The parish church of San Lorenzo was built between the 19th and 20th centuries on what had once been the castle's cassero (keep). Its façade is distinguished by a large rose window and by decorations in local terracotta.

Inside are artworks of interest, including a 13th-century polychrome wooden sculpture of the Madonna and Child, regarded as among the highest examples of Umbrian art. Two angels of local workmanship were added beside the tabernacle in the 15th century. On the right-hand wall there is also a small but notable fresco of the Madonna and Child, attributed to the 14th century.

=== Abbey of San Lorenzo ===
The Benedictine abbey of San Lorenzo stands on a hill known as San Giovanni, a short distance from the locality of the same name. The hill also once contained a very ancient church that has now been completely destroyed. Its name is linked to the order of the Knights of Saint John, who owned the whole area after it had formerly belonged to the Templars.

The complex originated as a Benedictine abbey and is first mentioned in documents in 1227, when one Oddone di Pietro donated several parcels of land to Abbot Guglielmo. On the evidence of the Romanesque crypt, the construction of the building is thought to date at least to the 11th century.
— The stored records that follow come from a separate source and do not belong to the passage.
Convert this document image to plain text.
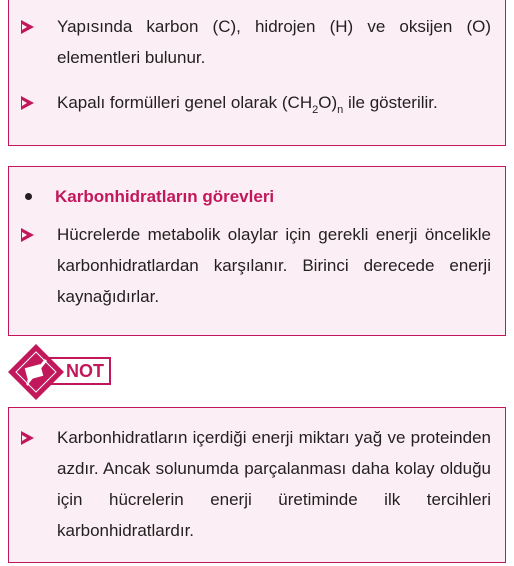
Yapısında karbon (C), hidrojen (H) ve oksijen (O) elementleri bulunur.
Kapalı formülleri genel olarak $(CH_2O)_n$ ile gösterilir.
Karbonhidratların görevleri
Hücrelerde metabolik olaylar için gerekli enerji öncelikle karbonhidratlardan karşılanır. Birinci derecede enerji kaynağıdırlar.
NOT
Karbonhidratların içerdiği enerji miktarı yağ ve proteinden azdır. Ancak solunumda parçalanması daha kolay olduğu için hücrelerin enerji üretiminde ilk tercihleri karbonhidratlardır.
The original layout of the monastic complex is now difficult to discern because of the substantial alterations made over the centuries. The most visible part is the church, a simple structure divided into three naves by round arches and covered with a timber truss roof.

Older in date is the Romanesque crypt which, despite modifications carried out in the 17th century, retains its original plan. It has a rectangular layout covered by four groin vaults supported by transverse arches that spring from a single central column. The crypt contains the tomb of Matilde Marzia, mother of the Blessed Simone da Collazione, who died in 1240 and was buried in the convent.

=== Other heritage sites ===
- Franciscan nunnery
- Portal in Piazza Jacopone, attributed to Giacomo Vignola
- Santa Maria Assunta in Collepepe: Romanesque and Gothic architecture church.

== Notable people ==
Collazzone was the birthplace, in 1240, of the Franciscan Blessed Simone. Jacopone da Todi died there.

Among the principal families of the municipality were the Cascianelli and the Piergentili. In Collepepe the wealthiest family was that of the Cavaliere Pier Domenico Costantini-Baldini, who is recorded as serving as Minister of Commerce and Industry in Rome in the mid-19th century.